As a leader and student of people, this is either an extremely diverse or a completely homogeneous crowd. The case of homogeneous = predominantly male, lots of blue jeans, khaki’s and baseball caps, above average height, generally in the 30 to 50 age group and love college hoops. The case for diversity = they come from all over the nation, represent almost every college (large and small, and whether they attended or not), make up every race, cover every level of athletic capability and speak many languages.

The venue and purpose are clearly the same. Enjoy the competition and event.

Whether you are a sports fan or not, how do you view the diversity of this crowd?

2 comments:

Allen L said...

I'm putting together a team to compete in the world push up competition. Should I look for an African American, a woman, a person from New York, etc or should I just look for the 6 people who can do the most pushups?
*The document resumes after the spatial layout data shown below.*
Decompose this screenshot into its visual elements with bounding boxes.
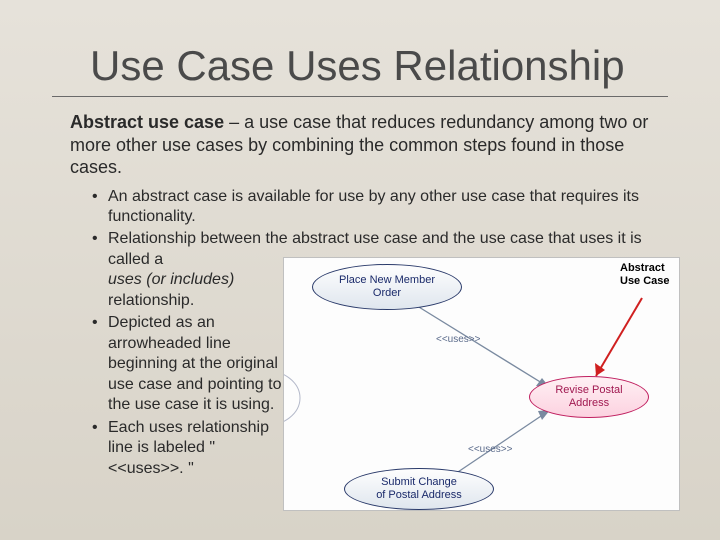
bullet-1: An abstract case is available for use by… [92, 187, 662, 228]
diagram: Place New MemberOrder Revise PostalAddre… [283, 257, 680, 511]
oval-bottom: Submit Changeof Postal Address [344, 468, 494, 510]
bullet-2b: relationship. [108, 292, 194, 309]
lead-bold: Abstract use case [70, 112, 224, 132]
bullet-2-italic: uses (or includes) [108, 271, 234, 288]
bullet-4-text: Each uses relationship line is labeled "… [108, 418, 288, 479]
uses-label-2: <<uses>> [468, 444, 512, 455]
annotation-label: AbstractUse Case [620, 262, 670, 287]
bullet-3-text: Depicted as an arrowheaded line beginnin… [108, 313, 288, 415]
slide-title: Use Case Uses Relationship [0, 0, 720, 96]
oval-top: Place New MemberOrder [312, 264, 462, 310]
lead-paragraph: Abstract use case – a use case that redu… [70, 111, 662, 179]
uses-label-1: <<uses>> [436, 334, 480, 345]
oval-right: Revise PostalAddress [529, 376, 649, 418]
Man - woman, black - white, New York - Atlanta; what the heck does it have to do with who the person is and what they can do?

The more we focus on these distinctions, the more important we keep them. Time to stop looking at artificial distinctions.

Klint C. Kendrick, MBA SPHR said...

Voice, you bring up an interesting point. Clearly, you should find the folks that can help you win that push up contest.

Now, how are you going to find the BEST?

Are you going to start by talking with your circle of friends? But, aren't most of your friends like you? How can your (most likely) heterogeneous circle of friends ensure that you're truly getting the BEST pushers-up? Or, are you just getting the really good pushers-up from your heterogeneous group? If the latter is the case, somebody else is getting the BEST, and your team will lose.

Unless you are extraordinarily well networked, you will need to reach into diverse communities to capture the BEST. This requires doing things differently than we normally do them, paying attention to diversity at least in terms of where we recruit our pushers-up, and realizing that the dominant paradigm is not always the one that will allow us to achieve the best results.